Sure, Irish Grove was a nice place and all. But as I was growing up, I found it too small town, too Midwestern, and just too 'ho-hum' for a girl like me. I was going to change the world, you know....and the world I was to be a'changin wasn't Irish Grove, for Lord's sake. I was going to change the world out there, whether that meant out West, Alaska, or some third-world country. I had big dreams. Bigger dreams than could fit in Irish Grove.
As a highschooler, I was one of those rare kids that actually knew what she wanted to do. I loved animals, I loved the rural countryside, I loved wilderness, nature, wide open spaces and the way my heart would soar when in the presence of a beautiful rural landscape. So I knew I wanted to go to college to become a Wildlife Biologist, and that as a wildlife biologist I was going to change the world. What an idea! As a wildlife biologist, I could spend every waking moment outside in a natural setting and get paid for it! Who cares if it doesn't pay well, or if there are no National Parks close to home? Close to home wasn't where it was at, anyways. I was going global, remember? Yeah, I was focused, determined, young. I went to UW-Madison, and I became a Wildlife Biologist. No second thoughts. Full steam ahead.
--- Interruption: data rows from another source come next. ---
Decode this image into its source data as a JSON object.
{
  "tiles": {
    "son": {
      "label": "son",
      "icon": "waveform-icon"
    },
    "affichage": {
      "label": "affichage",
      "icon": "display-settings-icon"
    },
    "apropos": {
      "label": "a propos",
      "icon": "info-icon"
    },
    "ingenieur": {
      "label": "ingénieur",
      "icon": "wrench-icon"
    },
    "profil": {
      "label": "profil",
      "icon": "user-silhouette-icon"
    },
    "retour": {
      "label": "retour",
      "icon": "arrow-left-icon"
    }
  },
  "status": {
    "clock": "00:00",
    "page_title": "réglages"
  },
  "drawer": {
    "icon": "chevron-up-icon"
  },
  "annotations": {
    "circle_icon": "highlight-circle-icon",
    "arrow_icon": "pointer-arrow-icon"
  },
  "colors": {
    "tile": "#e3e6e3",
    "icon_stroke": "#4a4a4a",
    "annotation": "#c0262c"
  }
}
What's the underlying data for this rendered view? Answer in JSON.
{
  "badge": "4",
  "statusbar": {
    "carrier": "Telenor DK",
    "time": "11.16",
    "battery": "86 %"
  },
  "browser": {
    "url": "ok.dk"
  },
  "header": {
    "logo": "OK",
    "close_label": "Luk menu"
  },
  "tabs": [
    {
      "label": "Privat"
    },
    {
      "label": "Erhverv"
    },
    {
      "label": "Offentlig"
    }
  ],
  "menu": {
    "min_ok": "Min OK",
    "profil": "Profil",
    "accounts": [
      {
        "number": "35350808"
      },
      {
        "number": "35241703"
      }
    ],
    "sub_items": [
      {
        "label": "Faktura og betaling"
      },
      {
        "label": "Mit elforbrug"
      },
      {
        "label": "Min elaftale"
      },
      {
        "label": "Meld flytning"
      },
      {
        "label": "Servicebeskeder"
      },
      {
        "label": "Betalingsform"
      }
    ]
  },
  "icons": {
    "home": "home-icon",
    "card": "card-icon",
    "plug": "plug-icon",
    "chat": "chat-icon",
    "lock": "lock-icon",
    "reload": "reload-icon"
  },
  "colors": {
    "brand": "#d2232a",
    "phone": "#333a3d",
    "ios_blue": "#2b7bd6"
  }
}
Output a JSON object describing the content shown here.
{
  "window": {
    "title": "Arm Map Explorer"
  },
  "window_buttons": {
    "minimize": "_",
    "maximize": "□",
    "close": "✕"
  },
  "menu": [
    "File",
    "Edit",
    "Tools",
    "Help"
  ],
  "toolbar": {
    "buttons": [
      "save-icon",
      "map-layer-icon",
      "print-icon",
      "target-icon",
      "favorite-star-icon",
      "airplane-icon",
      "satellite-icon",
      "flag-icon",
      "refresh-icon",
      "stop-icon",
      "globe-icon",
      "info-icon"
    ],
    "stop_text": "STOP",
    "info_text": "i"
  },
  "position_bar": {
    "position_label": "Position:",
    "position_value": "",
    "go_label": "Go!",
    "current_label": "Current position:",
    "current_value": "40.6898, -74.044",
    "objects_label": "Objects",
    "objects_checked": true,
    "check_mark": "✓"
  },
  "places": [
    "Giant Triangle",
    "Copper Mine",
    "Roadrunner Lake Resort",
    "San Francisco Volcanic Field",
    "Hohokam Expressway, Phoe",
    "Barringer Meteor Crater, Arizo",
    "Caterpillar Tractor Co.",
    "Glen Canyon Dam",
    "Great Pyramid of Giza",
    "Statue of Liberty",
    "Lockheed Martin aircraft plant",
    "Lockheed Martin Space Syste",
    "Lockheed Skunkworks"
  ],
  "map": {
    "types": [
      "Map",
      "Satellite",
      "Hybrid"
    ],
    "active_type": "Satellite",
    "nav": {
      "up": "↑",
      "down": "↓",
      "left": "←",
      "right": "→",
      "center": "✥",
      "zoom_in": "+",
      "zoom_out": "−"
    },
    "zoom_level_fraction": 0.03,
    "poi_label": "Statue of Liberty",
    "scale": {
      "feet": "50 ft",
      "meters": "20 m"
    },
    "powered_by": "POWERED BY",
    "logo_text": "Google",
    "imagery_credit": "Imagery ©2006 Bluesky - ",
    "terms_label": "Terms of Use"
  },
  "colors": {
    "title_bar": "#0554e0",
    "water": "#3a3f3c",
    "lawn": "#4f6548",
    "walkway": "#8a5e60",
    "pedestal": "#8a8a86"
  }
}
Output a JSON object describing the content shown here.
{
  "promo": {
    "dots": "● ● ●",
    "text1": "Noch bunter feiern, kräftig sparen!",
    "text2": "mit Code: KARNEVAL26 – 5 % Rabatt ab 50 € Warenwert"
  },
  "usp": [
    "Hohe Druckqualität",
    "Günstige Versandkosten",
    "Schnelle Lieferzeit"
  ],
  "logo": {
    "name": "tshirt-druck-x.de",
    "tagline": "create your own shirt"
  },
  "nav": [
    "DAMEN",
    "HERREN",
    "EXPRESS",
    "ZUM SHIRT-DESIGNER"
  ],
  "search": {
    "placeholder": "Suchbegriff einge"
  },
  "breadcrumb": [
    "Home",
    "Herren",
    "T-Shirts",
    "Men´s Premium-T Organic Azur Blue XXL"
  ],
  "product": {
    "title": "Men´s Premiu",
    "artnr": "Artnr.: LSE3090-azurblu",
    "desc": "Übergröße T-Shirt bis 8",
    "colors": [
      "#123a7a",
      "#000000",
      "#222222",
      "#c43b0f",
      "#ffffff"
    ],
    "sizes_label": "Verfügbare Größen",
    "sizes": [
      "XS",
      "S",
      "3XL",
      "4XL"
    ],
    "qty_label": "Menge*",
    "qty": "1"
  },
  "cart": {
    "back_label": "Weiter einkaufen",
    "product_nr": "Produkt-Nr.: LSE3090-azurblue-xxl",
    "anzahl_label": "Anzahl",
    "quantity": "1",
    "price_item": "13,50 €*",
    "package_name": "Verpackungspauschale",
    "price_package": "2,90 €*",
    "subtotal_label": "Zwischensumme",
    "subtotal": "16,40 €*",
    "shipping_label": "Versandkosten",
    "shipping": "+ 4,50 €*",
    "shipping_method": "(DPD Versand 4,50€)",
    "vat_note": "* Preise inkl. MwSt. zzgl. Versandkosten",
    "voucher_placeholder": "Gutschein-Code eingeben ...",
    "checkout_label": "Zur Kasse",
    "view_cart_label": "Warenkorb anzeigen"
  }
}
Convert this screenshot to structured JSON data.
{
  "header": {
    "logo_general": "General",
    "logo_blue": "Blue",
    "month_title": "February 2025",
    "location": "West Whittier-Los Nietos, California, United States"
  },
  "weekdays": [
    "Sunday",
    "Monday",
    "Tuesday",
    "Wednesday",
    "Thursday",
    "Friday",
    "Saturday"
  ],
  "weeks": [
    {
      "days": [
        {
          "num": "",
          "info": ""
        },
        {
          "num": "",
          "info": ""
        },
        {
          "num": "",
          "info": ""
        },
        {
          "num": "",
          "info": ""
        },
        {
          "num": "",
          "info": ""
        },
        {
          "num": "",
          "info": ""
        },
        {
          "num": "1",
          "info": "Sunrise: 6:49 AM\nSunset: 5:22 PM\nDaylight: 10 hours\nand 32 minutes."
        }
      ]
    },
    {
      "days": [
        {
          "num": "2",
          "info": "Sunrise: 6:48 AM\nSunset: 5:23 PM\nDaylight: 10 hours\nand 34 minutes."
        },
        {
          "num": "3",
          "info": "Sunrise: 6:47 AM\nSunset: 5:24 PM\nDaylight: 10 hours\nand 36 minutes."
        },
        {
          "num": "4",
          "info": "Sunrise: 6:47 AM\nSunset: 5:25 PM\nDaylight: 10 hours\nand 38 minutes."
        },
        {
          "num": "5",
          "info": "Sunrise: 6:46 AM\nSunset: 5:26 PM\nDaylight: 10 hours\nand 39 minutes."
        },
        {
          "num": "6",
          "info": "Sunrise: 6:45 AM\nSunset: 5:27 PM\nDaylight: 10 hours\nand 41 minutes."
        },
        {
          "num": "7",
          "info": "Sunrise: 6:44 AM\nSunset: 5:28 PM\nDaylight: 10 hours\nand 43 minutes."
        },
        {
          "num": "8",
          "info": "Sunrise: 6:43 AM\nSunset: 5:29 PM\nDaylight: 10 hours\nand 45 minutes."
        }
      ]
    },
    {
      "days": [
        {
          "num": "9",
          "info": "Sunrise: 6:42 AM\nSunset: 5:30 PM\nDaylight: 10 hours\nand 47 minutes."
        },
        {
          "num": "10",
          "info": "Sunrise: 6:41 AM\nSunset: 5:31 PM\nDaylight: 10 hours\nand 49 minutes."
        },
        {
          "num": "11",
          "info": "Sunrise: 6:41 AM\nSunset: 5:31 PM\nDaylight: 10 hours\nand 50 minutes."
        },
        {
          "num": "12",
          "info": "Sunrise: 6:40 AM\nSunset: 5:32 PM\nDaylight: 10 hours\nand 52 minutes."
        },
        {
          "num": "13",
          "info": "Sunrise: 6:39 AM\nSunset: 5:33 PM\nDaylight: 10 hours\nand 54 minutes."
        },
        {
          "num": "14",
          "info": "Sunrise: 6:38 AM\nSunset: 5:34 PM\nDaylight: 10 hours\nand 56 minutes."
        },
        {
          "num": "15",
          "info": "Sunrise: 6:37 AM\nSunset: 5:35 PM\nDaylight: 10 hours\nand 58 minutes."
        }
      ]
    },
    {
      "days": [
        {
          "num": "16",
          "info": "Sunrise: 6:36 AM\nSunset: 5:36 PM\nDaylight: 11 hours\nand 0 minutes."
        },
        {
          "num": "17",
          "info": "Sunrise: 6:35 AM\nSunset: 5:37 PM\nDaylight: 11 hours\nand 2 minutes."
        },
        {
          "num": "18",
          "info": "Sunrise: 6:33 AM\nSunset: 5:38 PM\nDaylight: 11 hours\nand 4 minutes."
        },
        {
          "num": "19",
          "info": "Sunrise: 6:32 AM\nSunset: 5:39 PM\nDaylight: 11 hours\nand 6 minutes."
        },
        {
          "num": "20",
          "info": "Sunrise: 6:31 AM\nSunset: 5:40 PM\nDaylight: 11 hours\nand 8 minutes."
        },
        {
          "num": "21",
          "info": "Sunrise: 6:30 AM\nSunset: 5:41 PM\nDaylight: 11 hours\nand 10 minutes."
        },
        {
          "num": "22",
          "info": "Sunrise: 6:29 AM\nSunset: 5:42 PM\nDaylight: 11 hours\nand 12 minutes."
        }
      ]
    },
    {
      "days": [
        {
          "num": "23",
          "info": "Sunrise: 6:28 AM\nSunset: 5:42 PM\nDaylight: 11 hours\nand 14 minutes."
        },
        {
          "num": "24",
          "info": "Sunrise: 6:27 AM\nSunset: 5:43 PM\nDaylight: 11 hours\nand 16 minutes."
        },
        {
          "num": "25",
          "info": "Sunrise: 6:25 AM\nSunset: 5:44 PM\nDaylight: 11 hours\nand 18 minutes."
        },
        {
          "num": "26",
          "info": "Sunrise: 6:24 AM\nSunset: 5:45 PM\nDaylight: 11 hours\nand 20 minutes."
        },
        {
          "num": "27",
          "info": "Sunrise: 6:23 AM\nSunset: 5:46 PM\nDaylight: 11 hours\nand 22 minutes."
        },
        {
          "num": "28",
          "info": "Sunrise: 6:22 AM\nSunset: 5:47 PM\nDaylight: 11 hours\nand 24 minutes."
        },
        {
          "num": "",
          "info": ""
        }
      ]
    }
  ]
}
Next I joined the Peace Corps to gain experience in wildlife biology and because I wanted to help the poor in a developing nation. (OK, and maybe for the adventure of it.) But mostly I joined the Peace Corps because I had always dreamed of going to Africa to work on the great savannas, and the Peace Corps was the fastest, most effective way to get there. Africa was where its at for a wildlife biologist like myself. Africa was the the big kahuna. The be all, end all. Africa was my destiny, and I was going for it. I filled out my application, requested Africa as my first choice for location, and didn't bother filling in my second and third choices. In my mind, there was no other choice.
But you know, those darned Peace Corps people had different ideas, and they valued my Spanish experience--which was nothing to write home about, let me tell you--over my wildlife biology degree. How dare they? How dare they derail my dreams, my life's pursuits, my ambition to be a Wildlife Biologist and to take the continent of Africa by storm?
They plainly didn't care. They thought it was much more important for me to be able to communicate with my host country's people....p'shaw. And they thought it was better to send someone with an agricultural background (a very questionable agricultural background) to agricultural lands instead of vast savannas and grand deserts. The nerve!
But the biggest kicker was that they weren't even sending me to work in wildlife biology! I was going to Panama--hardly the exciting, exotic African nation I had hoped for--and I was going to work in Environmental Education.
"Umm, excuse me but I couldn't hear you very well. Did you say Panama? Panama, like in Noriega? And, umm, please forgive me once again, but did I hear the word Education? Education meaning like a teacher, with a classroom, stuck in a building, with a bunch of kids? Ah, yes, of course.... Environmental Education volunteer in Panama. Wonderful, yes that's perfect. Now will you please excuse me while I go cry myself a river?"
My disappointment only added to the building anxiety (aka FEAR) I was experiencing as my departure grew closer. I literally felt like I was jumping off a cliff into the unknown. Where I would land, or how I would land, or if I would land, even, was a mystery. At this point I wasn't only leaving behind everything and everyone I knew and loved, I was going to a place I didn't really want to go to, and I was going to work in a position I most positively did not want to work in. Where were my open spaces? My wilderness? How could I realize my dream of being a wildlife biologist as an environmental education volunteer in Panama?
Yes, Panama is exactly where things started getting off track.